Simulate Parrondo's paradox: two losing games that produce a winning strategy when combined. Adjust probabilities and see trajectory results.
Parrondo's Paradox demonstrates one of the most counterintuitive results in probability theory: two individually losing games can produce a winning outcome when played in alternation. This calculator lets you configure both games, set a mixing pattern, and run Monte Carlo simulations to observe the paradox in action.
Game A is a simple biased coin flip with a probability slightly below 50%. Game B is capital-dependent — the win probability changes based on whether your current capital is divisible by a modulus (typically 3). Both games are calibrated to lose money on average when played alone, but their alternating combination exploits the modular structure to produce net positive returns.

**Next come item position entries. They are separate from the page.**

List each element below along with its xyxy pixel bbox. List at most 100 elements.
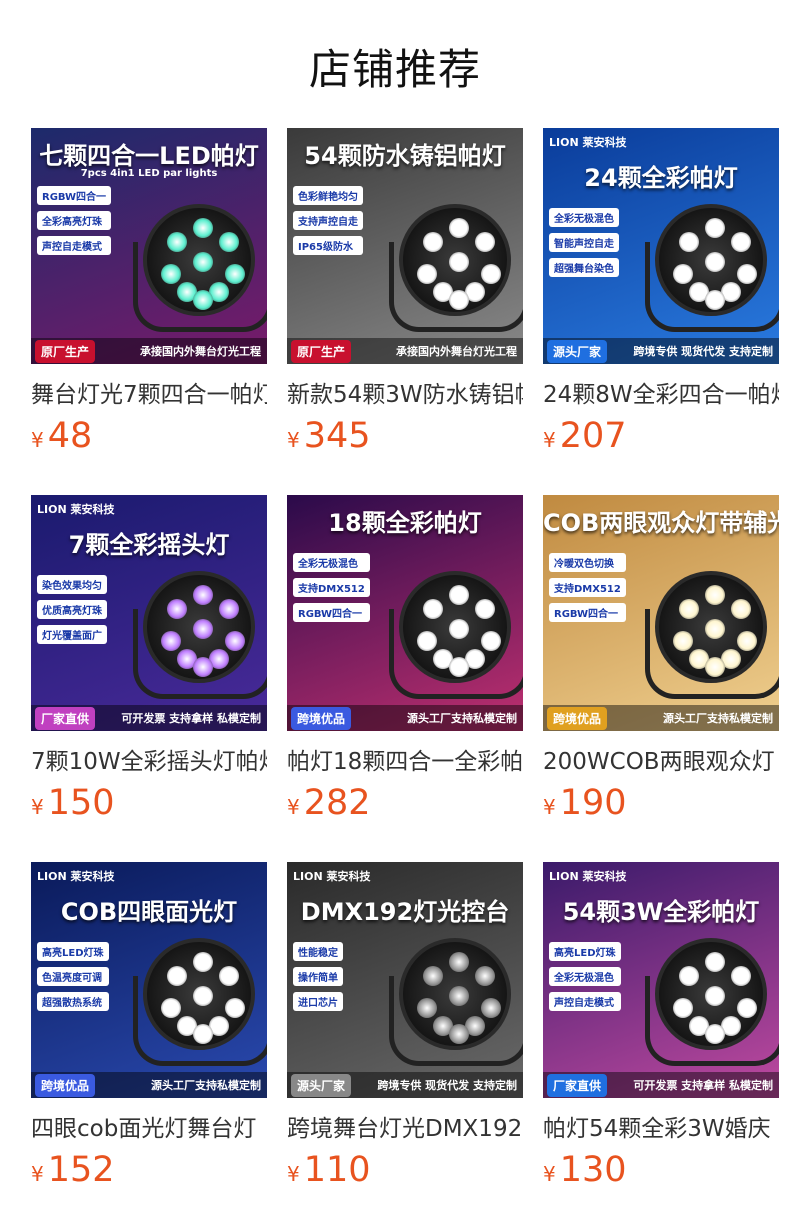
product-image[interactable]: LION 莱安科技 24颗全彩帕灯全彩无极混色 智能声控自走 超强舞台染色源头厂家 跨境… xyxy=(543,128,779,364)
feature-tag: RGBW四合一 xyxy=(293,603,370,622)
product-image[interactable]: LION 莱安科技 COB四眼面光灯高亮LED灯珠 色温亮度可调 超强散热系统跨境优品… xyxy=(31,862,267,1098)
image-headline: 7颗全彩摇头灯 xyxy=(68,531,230,559)
feature-tags: 全彩无极混色 智能声控自走 超强舞台染色 xyxy=(549,208,619,283)
image-bottom-banner: 跨境优品 源头工厂支持私模定制 xyxy=(287,705,523,731)
feature-tag: 高亮LED灯珠 xyxy=(549,942,621,961)
image-headline: COB四眼面光灯 xyxy=(60,898,238,926)
product-price: ¥190 xyxy=(543,781,779,825)
image-slogan: 承接国内外舞台灯光工程 xyxy=(396,345,517,358)
feature-tag: 色温亮度可调 xyxy=(37,967,109,986)
stage-light-icon xyxy=(133,938,267,1066)
seller-badge: 跨境优品 xyxy=(547,706,608,730)
product-image[interactable]: 七颗四合一LED帕灯 7pcs 4in1 LED par lights RGBW四合… xyxy=(31,128,267,364)
feature-tag: 高亮LED灯珠 xyxy=(37,942,109,961)
image-bottom-banner: 跨境优品 源头工厂支持私模定制 xyxy=(31,1072,267,1098)
product-card[interactable]: 18颗全彩帕灯 全彩无极混色 支持DMX512 RGBW四合一 跨境优品 源头工厂支持私模… xyxy=(287,495,523,825)
image-bottom-banner: 原厂生产 承接国内外舞台灯光工程 xyxy=(287,338,523,364)
image-bottom-banner: 源头厂家 跨境专供 现货代发 支持定制 xyxy=(543,338,779,364)
feature-tag: 超强舞台染色 xyxy=(549,258,619,277)
feature-tags: 冷暖双色切换 支持DMX512 RGBW四合一 xyxy=(549,553,626,628)
feature-tag: 进口芯片 xyxy=(293,992,343,1011)
feature-tag: 冷暖双色切换 xyxy=(549,553,626,572)
image-slogan: 跨境专供 现货代发 支持定制 xyxy=(633,345,773,358)
feature-tag: 智能声控自走 xyxy=(549,233,619,252)
feature-tag: 染色效果均匀 xyxy=(37,575,107,594)
brand-logo: LION 莱安科技 xyxy=(37,870,115,883)
product-card[interactable]: LION 莱安科技 24颗全彩帕灯全彩无极混色 智能声控自走 超强舞台染色源头厂家 跨境… xyxy=(543,128,779,458)
product-card[interactable]: COB两眼观众灯带辅光 冷暖双色切换 支持DMX512 RGBW四合一 跨境优品 源头工厂… xyxy=(543,495,779,825)
feature-tag: 灯光覆盖面广 xyxy=(37,625,107,644)
product-name[interactable]: 帕灯18颗四合一全彩帕灯 xyxy=(287,747,523,777)
seller-badge: 跨境优品 xyxy=(35,1073,96,1097)
price-value: 282 xyxy=(303,783,371,823)
feature-tags: 色彩鲜艳均匀 支持声控自走 IP65级防水 xyxy=(293,186,363,261)
product-name[interactable]: 跨境舞台灯光DMX192控台 xyxy=(287,1114,523,1144)
product-card[interactable]: LION 莱安科技 DMX192灯光控台 性能稳定 操作简单 进口芯片 源头厂家 跨境专供 … xyxy=(287,862,523,1192)
price-value: 190 xyxy=(559,783,627,823)
product-name[interactable]: 7颗10W全彩摇头灯帕灯 xyxy=(31,747,267,777)
seller-badge: 跨境优品 xyxy=(291,706,352,730)
image-headline: DMX192灯光控台 xyxy=(300,898,510,926)
feature-tag: 全彩无极混色 xyxy=(549,208,619,227)
image-slogan: 承接国内外舞台灯光工程 xyxy=(140,345,261,358)
stage-light-icon xyxy=(389,204,523,332)
seller-badge: 原厂生产 xyxy=(291,339,352,363)
brand-logo: LION 莱安科技 xyxy=(549,136,627,149)
feature-tag: 优质高亮灯珠 xyxy=(37,600,107,619)
product-card[interactable]: LION 莱安科技 COB四眼面光灯高亮LED灯珠 色温亮度可调 超强散热系统跨境优品… xyxy=(31,862,267,1192)
price-value: 130 xyxy=(559,1150,627,1190)
currency-symbol: ¥ xyxy=(543,1162,556,1186)
product-price: ¥282 xyxy=(287,781,523,825)
product-name[interactable]: 帕灯54颗全彩3W婚庆 xyxy=(543,1114,779,1144)
image-bottom-banner: 厂家直供 可开发票 支持拿样 私模定制 xyxy=(543,1072,779,1098)
stage-light-icon xyxy=(133,571,267,699)
product-price: ¥130 xyxy=(543,1148,779,1192)
product-name[interactable]: 舞台灯光7颗四合一帕灯 xyxy=(31,380,267,410)
stage-light-icon xyxy=(389,571,523,699)
brand-logo: LION 莱安科技 xyxy=(37,503,115,516)
product-card[interactable]: 54颗防水铸铝帕灯 色彩鲜艳均匀 支持声控自走 IP65级防水 原厂生产 承接国内外舞台灯… xyxy=(287,128,523,458)
price-value: 207 xyxy=(559,416,627,456)
product-image[interactable]: LION 莱安科技 7颗全彩摇头灯染色效果均匀 优质高亮灯珠 灯光覆盖面广厂家直供 可开… xyxy=(31,495,267,731)
feature-tag: 全彩高亮灯珠 xyxy=(37,211,112,230)
feature-tag: 声控自走模式 xyxy=(549,992,621,1011)
product-name[interactable]: 新款54颗3W防水铸铝帕灯 xyxy=(287,380,523,410)
seller-badge: 源头厂家 xyxy=(291,1073,352,1097)
stage-light-icon xyxy=(645,938,779,1066)
feature-tag: 色彩鲜艳均匀 xyxy=(293,186,363,205)
stage-light-icon xyxy=(645,204,779,332)
seller-badge: 厂家直供 xyxy=(547,1073,608,1097)
stage-light-icon xyxy=(389,938,523,1066)
product-image[interactable]: COB两眼观众灯带辅光 冷暖双色切换 支持DMX512 RGBW四合一 跨境优品 源头工厂… xyxy=(543,495,779,731)
seller-badge: 厂家直供 xyxy=(35,706,96,730)
feature-tags: 性能稳定 操作简单 进口芯片 xyxy=(293,942,343,1017)
product-name[interactable]: 24颗8W全彩四合一帕灯 xyxy=(543,380,779,410)
product-name[interactable]: 四眼cob面光灯舞台灯 xyxy=(31,1114,267,1144)
image-subline: 7pcs 4in1 LED par lights xyxy=(80,168,218,179)
product-card[interactable]: 七颗四合一LED帕灯 7pcs 4in1 LED par lights RGBW四合… xyxy=(31,128,267,458)
product-image[interactable]: 54颗防水铸铝帕灯 色彩鲜艳均匀 支持声控自走 IP65级防水 原厂生产 承接国内外舞台灯… xyxy=(287,128,523,364)
image-slogan: 源头工厂支持私模定制 xyxy=(151,1079,261,1092)
image-slogan: 可开发票 支持拿样 私模定制 xyxy=(633,1079,773,1092)
price-value: 110 xyxy=(303,1150,371,1190)
image-bottom-banner: 跨境优品 源头工厂支持私模定制 xyxy=(543,705,779,731)
product-card[interactable]: LION 莱安科技 7颗全彩摇头灯染色效果均匀 优质高亮灯珠 灯光覆盖面广厂家直供 可开… xyxy=(31,495,267,825)
feature-tags: 高亮LED灯珠 全彩无极混色 声控自走模式 xyxy=(549,942,621,1017)
product-price: ¥150 xyxy=(31,781,267,825)
product-price: ¥152 xyxy=(31,1148,267,1192)
image-bottom-banner: 厂家直供 可开发票 支持拿样 私模定制 xyxy=(31,705,267,731)
image-headline: 24颗全彩帕灯 xyxy=(584,164,738,192)
product-card[interactable]: LION 莱安科技 54颗3W全彩帕灯 高亮LED灯珠 全彩无极混色 声控自走模式 厂家直… xyxy=(543,862,779,1192)
product-name[interactable]: 200WCOB两眼观众灯 xyxy=(543,747,779,777)
product-image[interactable]: LION 莱安科技 DMX192灯光控台 性能稳定 操作简单 进口芯片 源头厂家 跨境专供 … xyxy=(287,862,523,1098)
product-image[interactable]: 18颗全彩帕灯 全彩无极混色 支持DMX512 RGBW四合一 跨境优品 源头工厂支持私模… xyxy=(287,495,523,731)
image-bottom-banner: 源头厂家 跨境专供 现货代发 支持定制 xyxy=(287,1072,523,1098)
price-value: 345 xyxy=(303,416,371,456)
image-bottom-banner: 原厂生产 承接国内外舞台灯光工程 xyxy=(31,338,267,364)
feature-tag: 全彩无极混色 xyxy=(549,967,621,986)
product-image[interactable]: LION 莱安科技 54颗3W全彩帕灯 高亮LED灯珠 全彩无极混色 声控自走模式 厂家直… xyxy=(543,862,779,1098)
feature-tags: 高亮LED灯珠 色温亮度可调 超强散热系统 xyxy=(37,942,109,1017)
stage-light-icon xyxy=(133,204,267,332)
feature-tag: 支持声控自走 xyxy=(293,211,363,230)
image-slogan: 源头工厂支持私模定制 xyxy=(407,712,517,725)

The simulation runs thousands of trials to estimate average profits, win rates, and capital trajectories for each strategy. The trajectory visualization and comparison table make it easy to see exactly where the paradox emerges and how strongly the mixed strategy outperforms the individual games.
Parrondo's paradox is a fascinating demonstration of how complex interactions between simple systems can produce unexpected emergent behavior. This calculator makes the paradox tangible by letting you adjust parameters and immediately see results through simulation, rather than working through abstract mathematical proofs.
It's an excellent educational tool for probability courses, game theory classes, and anyone interested in counterintuitive mathematics. The simulation approach also teaches Monte Carlo methods — a widely used technique in finance, physics, and engineering.
Game A: P(win) = p_A. Game B: P(win) = p_bad if capital mod M = 0, else p_good. Expected value per round: E[A] = 2p_A - 1. E[B] ≈ (1/M)×(2p_bad - 1) + ((M-1)/M)×(2p_good - 1). Paradox: E[A] < 0 and E[B] < 0, but E[Mixed] > 0.
Result: Game A loses ~-1.0, Game B loses ~-1.5, Mixed AABB wins ~+2.5
With the classic parameters, Game A (p=0.495) and Game B (mod 3, good=0.745, bad=0.095) both lose money individually. But the AABB alternation produces positive expected returns because Game A disrupts the modular pattern that Game B exploits against the player.
Parrondo's paradox, discovered by Spanish physicist Juan Parrondo in 1996, shows that combining two losing strategies can create a winning one. Game A is a simple coin flip with probability p < 0.5 (losing). Game B has two states: when capital is divisible by M, the win probability is very low (p_bad); otherwise it's high (p_good). Both games are calibrated so their long-run expected value is negative.
The paradox arises because Game A disrupts the modular pattern that makes Game B lose. When played alone, Game B's capital tends to land on multiples of M (the bad state) more often than the 1/M stationary probability would suggest. Interspersing Game A rounds shifts capital away from these trap states, allowing Game B to access its high probability more often.
Parrondo's paradox has deep connections to Brownian ratchets in physics — mechanisms that extract directed motion from random fluctuations by periodically switching between asymmetric potential energy landscapes. Just as two potentials that individually don't produce net flow can drive directed transport when alternated, two losing games can produce net profit when combined.
In evolutionary biology, the paradox models how organisms switching between two individually unfavorable environments can thrive. In portfolio theory, it helps explain why periodic rebalancing between losing assets can sometimes improve returns. In engineering, it informs the design of micro-scale transport devices and genetic algorithms. Understanding when and why mixing strategies beats individual execution is a profound insight with wide-ranging implications.
The key is that Game B's probability depends on capital state (modular arithmetic). Playing Game A between rounds of Game B shifts the capital away from the "bad" states that Game B exploits. This interaction creates a ratchet-like effect that overall produces positive expected value.
The modulus determines when Game B uses its bad (low) probability. If set to 3, Game B uses the bad probability whenever capital is divisible by 3. The modular structure is what creates the paradox — without it, mixing wouldn't help.
Parrondo's paradox is a mathematical curiosity that works with very specific probability structures. Real casino games don't have the capital-dependent probability structure needed. The paradox is more relevant to physics, biology, and finance than to gambling.
The classic pattern is AABB (two A rounds, then two B rounds). Different patterns produce different results. Try AB, AABB, ABBB, or other combinations to see which maximizes profit for your parameters.
The simulation uses random number generation (Monte Carlo method). With more runs (e.g., 5000), the results converge and become more stable. The variance decreases as the square root of the number of runs.
Analogous effects appear in evolutionary biology (flashing ratchets), investment portfolio rebalancing, gene regulation, population genetics, and Brownian motor physics. The mathematical structure has applications far beyond gambling.